My final question about this episode is this: what happens when the title of your show is based on a character that isn’t the most interesting part of that show? June is great, and Elisabeth Moss is a tremendous actor, but the whole schtick of revolution, and June staring angrily into a camera as it slowly zooms on her face is getting a little old.
What interests me most about Smart Power is how it sets up the conundrum of Serena navigating this world now that her eyes are starting to open, even if it is subconscious? The show isn’t so much a HANDMAID’s tale anymore as much as it is a tale of surviving Gilead because Serena, in my estimation, is just as big a part of this story as June now.

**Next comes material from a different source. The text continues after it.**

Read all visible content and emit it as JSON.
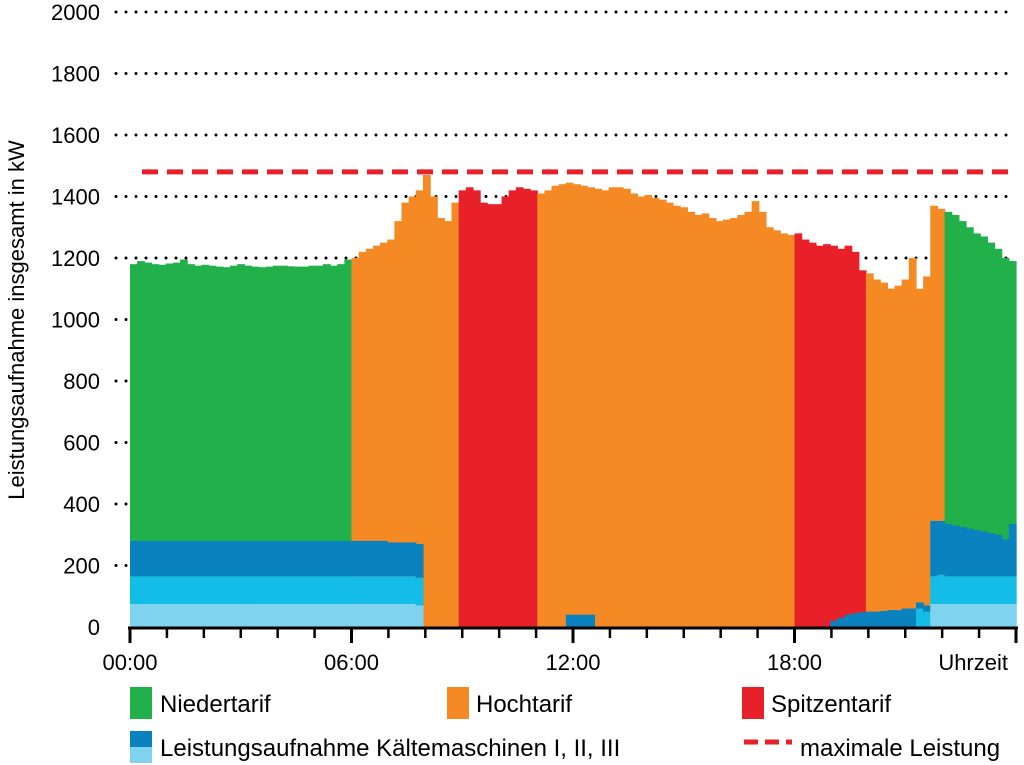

Mary & Blake certified: A-
Apropos of nothing:
- Watching Fred bascially get kicked out of the hotel with Serena was awesome.
- Super props to the guy who bodied the Gilead envoy when he talked how much he loved America when he visited it with his HUSBAND. Boom. Roasted.
- “You remember my face, because I’m gonna remember yours and someday this will all be over.” Them’s fighting words, and it seems like series finale bait to me!
- June’s story has definitely taken a back seat here, and it should. But I DO have a hard time accepting the fact she will allow her baby to be raised in Gilead by Aunt Lydia as godmother. June just got done telling her fetus that she wouldn’t let it be raised in that world. What gives?!
- I know I’ve fawned all over Serena in this episode but watching her walk among the plants and read pictures for her itinerary was a perfect metaphor for her life as mere decoration to not just Fred, but the entire expedition to the Canada.
- Nick sucks, and I hate his punchable face and stupid arms. BUT, he finally did SOMETHING worthy of note and I give him a lot credit for how he handled the whole situation with Luke. Is it weird that I don’t know who to root for in this situation?
- Did you expect Serena to stop the car, or at least jump out of the car at the end? Part of me kinda did.
- Gotta love Moira just staring in at the car as Waterford drives away. His ghosts are coming to get him.